In Tarboro, the group visited the Quigless Clinic, a hospital established in 1946 by Dr. Milton D. Quigless Sr. that he ran until his death in 1997. They sat in the sanctuary of St. Stephens Missionary Baptist Church as a current member read an article detailing a KOL meeting that occurred there in 1889, and they stood in front of George Henry White’s house as Roderick Stith recited his farewell speech to Congress. Then they headed across the Tar River to see Princeville, the oldest incorporated African American town in the U.S. still in the process of recovering from Hurricane Matthew last October.
“It’s important to get your interpretation out in public and not just in history books,” PHS Vice President Jim Wrenn told the graduate students.

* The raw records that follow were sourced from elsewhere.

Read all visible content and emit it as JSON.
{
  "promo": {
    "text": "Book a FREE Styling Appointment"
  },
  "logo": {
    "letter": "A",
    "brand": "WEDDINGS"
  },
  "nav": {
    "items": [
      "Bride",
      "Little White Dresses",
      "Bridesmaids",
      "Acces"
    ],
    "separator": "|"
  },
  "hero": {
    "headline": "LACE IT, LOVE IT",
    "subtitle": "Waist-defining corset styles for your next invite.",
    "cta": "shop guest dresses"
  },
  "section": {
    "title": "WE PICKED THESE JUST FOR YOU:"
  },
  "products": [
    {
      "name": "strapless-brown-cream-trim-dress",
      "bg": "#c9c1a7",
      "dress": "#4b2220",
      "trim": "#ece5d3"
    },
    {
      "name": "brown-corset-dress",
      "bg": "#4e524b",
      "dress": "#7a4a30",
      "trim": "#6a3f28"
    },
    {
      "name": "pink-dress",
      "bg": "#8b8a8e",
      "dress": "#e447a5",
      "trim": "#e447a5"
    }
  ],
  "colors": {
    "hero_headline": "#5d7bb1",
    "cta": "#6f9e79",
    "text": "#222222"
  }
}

To date, the PHS has conducted all research necessary to erect six State Highway Historical Markers commemorating events in the 19th and 20th centuries. Due to PHS efforts, George Henry White’s portrait now hangs in the Tarboro Post Office, which has been renamed in his honor, and another hangs in the Edgecombe County Superior Court. The PHS has also designed a walking tour and hosts programs that continue to educate the public about this momentous history.
Reflecting on the tour, another student observed: “Ultimately, this field trip provided me with a stark reminder of the weight of public history and historical inquiry; stories about the past do not simply recall a distant era but still have recurring and overlapping meanings and uses” in the present.